Parameter sweeps — ResumableSweep#
A sweep runs many independent work items (parameter combos). Wrap them in
mime.data.sweep_resume.ResumableSweep: each finished item is written to a
JSON progress checkpoint — carrying a MADDENING integrity manifest — so a
relaunch skips the finished items and runs only what is left.
import os
from mime.data.sweep_resume import ResumableSweep
sweep = ResumableSweep(
items=my_param_combos,
key=lambda combo: combo["label"], # unique id per item
checkpoint_path="data/my_experiment.h5", # progress sits beside it
resume_from=os.environ.get("SWEEP_RESUME_FROM"),
snapshot_dir=os.environ.get("SWEEP_SNAPSHOT_DIR"),
)
for result in sweep.completed: # items finished in a prior run —
write_output(result) # replay them into the output
for combo in sweep.pending: # only the unfinished items
result = run_one(combo)
write_output(result)
sweep.record(combo, result) # checkpointed immediately
resume_from— a path /file:///http(s)://URL of a prior checkpoint. A missing source is treated as a fresh start, so a job spec can set it unconditionally. With it unset, a relaunch on the same machine still resumes from the local checkpoint besidecheckpoint_path.snapshot_dir— durable storage (a mounted volume/bucket) the checkpoint is mirrored to after every item, so it survives an instance teardown.

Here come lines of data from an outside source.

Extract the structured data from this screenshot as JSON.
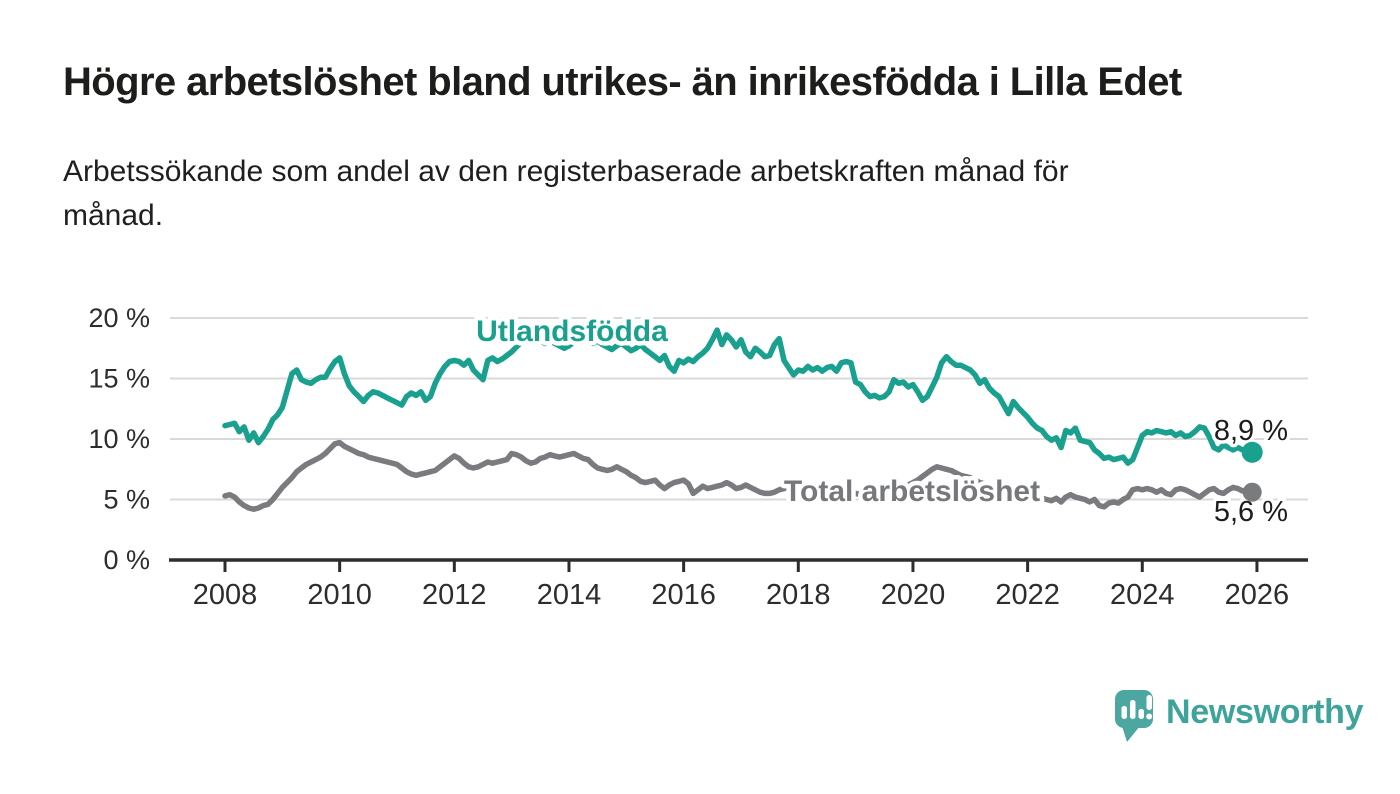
{
  "chart_data": {
    "type": "line",
    "title": "Högre arbetslöshet bland utrikes- än inrikesfödda i Lilla Edet",
    "subtitle_lines": [
      "Arbetssökande som andel av den registerbaserade arbetskraften månad för",
      "månad."
    ],
    "x_monthly_from": "2008-01",
    "x_monthly_to": "2025-12",
    "ylim": [
      0,
      21
    ],
    "grid": true,
    "x_ticks": [
      {
        "label": "2008",
        "year": 2008
      },
      {
        "label": "2010",
        "year": 2010
      },
      {
        "label": "2012",
        "year": 2012
      },
      {
        "label": "2014",
        "year": 2014
      },
      {
        "label": "2016",
        "year": 2016
      },
      {
        "label": "2018",
        "year": 2018
      },
      {
        "label": "2020",
        "year": 2020
      },
      {
        "label": "2022",
        "year": 2022
      },
      {
        "label": "2024",
        "year": 2024
      },
      {
        "label": "2026",
        "year": 2026
      }
    ],
    "y_ticks": [
      {
        "label": "0 %",
        "value": 0
      },
      {
        "label": "5 %",
        "value": 5
      },
      {
        "label": "10 %",
        "value": 10
      },
      {
        "label": "15 %",
        "value": 15
      },
      {
        "label": "20 %",
        "value": 20
      }
    ],
    "series": [
      {
        "name": "Utlandsfödda",
        "color": "#19a08f",
        "end_label": "8,9 %",
        "end_value": 8.9,
        "values": [
          11.1,
          11.2,
          11.3,
          10.6,
          11.0,
          9.9,
          10.5,
          9.7,
          10.2,
          10.8,
          11.6,
          12.0,
          12.6,
          14.0,
          15.4,
          15.7,
          14.9,
          14.7,
          14.6,
          14.9,
          15.1,
          15.1,
          15.8,
          16.4,
          16.7,
          15.4,
          14.4,
          13.9,
          13.5,
          13.1,
          13.6,
          13.9,
          13.8,
          13.6,
          13.4,
          13.2,
          13.0,
          12.8,
          13.5,
          13.8,
          13.6,
          13.9,
          13.2,
          13.5,
          14.6,
          15.4,
          16.0,
          16.4,
          16.5,
          16.4,
          16.1,
          16.5,
          15.7,
          15.3,
          14.9,
          16.5,
          16.7,
          16.4,
          16.6,
          16.9,
          17.2,
          17.6,
          18.0,
          18.3,
          18.6,
          18.4,
          18.1,
          17.9,
          18.2,
          17.9,
          17.7,
          17.5,
          17.7,
          18.0,
          18.3,
          18.5,
          18.2,
          17.9,
          18.1,
          17.8,
          17.6,
          17.4,
          17.7,
          17.9,
          17.6,
          17.3,
          17.5,
          17.8,
          17.4,
          17.1,
          16.8,
          16.5,
          16.9,
          16.0,
          15.6,
          16.5,
          16.3,
          16.6,
          16.4,
          16.8,
          17.1,
          17.5,
          18.2,
          19.0,
          17.8,
          18.6,
          18.2,
          17.6,
          18.2,
          17.2,
          16.8,
          17.5,
          17.2,
          16.8,
          16.9,
          17.8,
          18.3,
          16.5,
          15.9,
          15.3,
          15.7,
          15.6,
          16.0,
          15.7,
          15.9,
          15.6,
          15.9,
          16.0,
          15.6,
          16.3,
          16.4,
          16.3,
          14.7,
          14.5,
          13.9,
          13.5,
          13.6,
          13.4,
          13.5,
          13.9,
          14.9,
          14.6,
          14.7,
          14.3,
          14.5,
          13.9,
          13.2,
          13.5,
          14.3,
          15.1,
          16.3,
          16.8,
          16.4,
          16.1,
          16.1,
          15.9,
          15.7,
          15.3,
          14.6,
          14.9,
          14.2,
          13.8,
          13.5,
          12.8,
          12.1,
          13.1,
          12.6,
          12.2,
          11.8,
          11.3,
          10.9,
          10.7,
          10.2,
          9.9,
          10.1,
          9.3,
          10.7,
          10.5,
          10.9,
          9.9,
          9.8,
          9.7,
          9.1,
          8.8,
          8.4,
          8.5,
          8.3,
          8.4,
          8.5,
          8.0,
          8.3,
          9.3,
          10.3,
          10.6,
          10.5,
          10.7,
          10.6,
          10.5,
          10.6,
          10.3,
          10.5,
          10.2,
          10.3,
          10.6,
          11.0,
          10.9,
          10.2,
          9.3,
          9.1,
          9.5,
          9.3,
          9.1,
          9.3,
          9.1,
          9.0,
          8.9
        ]
      },
      {
        "name": "Total arbetslöshet",
        "color": "#7a7b7e",
        "end_label": "5,6 %",
        "end_value": 5.6,
        "values": [
          5.3,
          5.4,
          5.2,
          4.8,
          4.5,
          4.3,
          4.2,
          4.3,
          4.5,
          4.6,
          5.0,
          5.5,
          6.0,
          6.4,
          6.8,
          7.3,
          7.6,
          7.9,
          8.1,
          8.3,
          8.5,
          8.8,
          9.2,
          9.6,
          9.7,
          9.4,
          9.2,
          9.0,
          8.8,
          8.7,
          8.5,
          8.4,
          8.3,
          8.2,
          8.1,
          8.0,
          7.9,
          7.6,
          7.3,
          7.1,
          7.0,
          7.1,
          7.2,
          7.3,
          7.4,
          7.7,
          8.0,
          8.3,
          8.6,
          8.4,
          8.0,
          7.7,
          7.6,
          7.7,
          7.9,
          8.1,
          8.0,
          8.1,
          8.2,
          8.3,
          8.8,
          8.7,
          8.5,
          8.2,
          8.0,
          8.1,
          8.4,
          8.5,
          8.7,
          8.6,
          8.5,
          8.6,
          8.7,
          8.8,
          8.6,
          8.4,
          8.3,
          7.9,
          7.6,
          7.5,
          7.4,
          7.5,
          7.7,
          7.5,
          7.3,
          7.0,
          6.8,
          6.5,
          6.4,
          6.5,
          6.6,
          6.2,
          5.9,
          6.2,
          6.4,
          6.5,
          6.6,
          6.3,
          5.5,
          5.8,
          6.1,
          5.9,
          6.0,
          6.1,
          6.2,
          6.4,
          6.2,
          5.9,
          6.0,
          6.2,
          6.0,
          5.8,
          5.6,
          5.5,
          5.5,
          5.6,
          5.8,
          5.9,
          6.0,
          6.1,
          6.2,
          6.3,
          6.1,
          6.0,
          5.9,
          5.8,
          5.7,
          5.8,
          5.9,
          5.8,
          5.7,
          5.6,
          5.5,
          5.4,
          5.3,
          5.4,
          5.5,
          5.4,
          5.5,
          5.6,
          5.7,
          5.8,
          6.0,
          6.2,
          6.4,
          6.6,
          6.9,
          7.2,
          7.5,
          7.7,
          7.6,
          7.5,
          7.4,
          7.2,
          7.0,
          6.9,
          6.8,
          6.6,
          6.4,
          6.3,
          6.2,
          6.0,
          5.9,
          5.8,
          5.7,
          5.6,
          5.4,
          5.3,
          5.3,
          5.2,
          5.1,
          5.1,
          5.0,
          4.9,
          5.1,
          4.8,
          5.2,
          5.4,
          5.2,
          5.1,
          5.0,
          4.8,
          5.0,
          4.5,
          4.4,
          4.7,
          4.8,
          4.7,
          5.0,
          5.2,
          5.8,
          5.9,
          5.8,
          5.9,
          5.8,
          5.6,
          5.8,
          5.5,
          5.4,
          5.8,
          5.9,
          5.8,
          5.6,
          5.4,
          5.2,
          5.5,
          5.8,
          5.9,
          5.6,
          5.5,
          5.8,
          6.0,
          5.9,
          5.7,
          5.8,
          5.6
        ]
      }
    ],
    "colors": {
      "grid": "#d9d9d9",
      "axis": "#2d2d2d",
      "text": "#1d1d1b",
      "brand_teal": "#4ba7a0",
      "brand_text": "#3ea49b"
    }
  },
  "footer": {
    "brand": "Newsworthy"
  }
}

Worked example: scripts/run_confinement_sweep.py. Job-spec wiring:
jobs/production_h100.yaml.
Single-graph experiments — MADDENING checkpoint API#
An experiment that runs one long-lived graph (rather than a sweep) uses MADDENING’s graph-state checkpoint API directly:
from maddening.core.simulation.checkpoint import (
save_state_with_manifest, download_and_load_state,
)
# snapshot the running graph
save_state_with_manifest(graph, "snapshot.npz", extra={"step": step})
# resume it on a fresh instance
download_and_load_state(graph, "file:///mnt/durable/snapshot.npz")
For a server-style run, maddening.cloud.entrypoint.make_preempt_snapshot_hook
builds an on-preemption snapshot callback and resume_from_url is the resume
entry point. Both patterns write the same versioned, hash-checked manifest,
so a checkpoint from either is integrity-verified on load.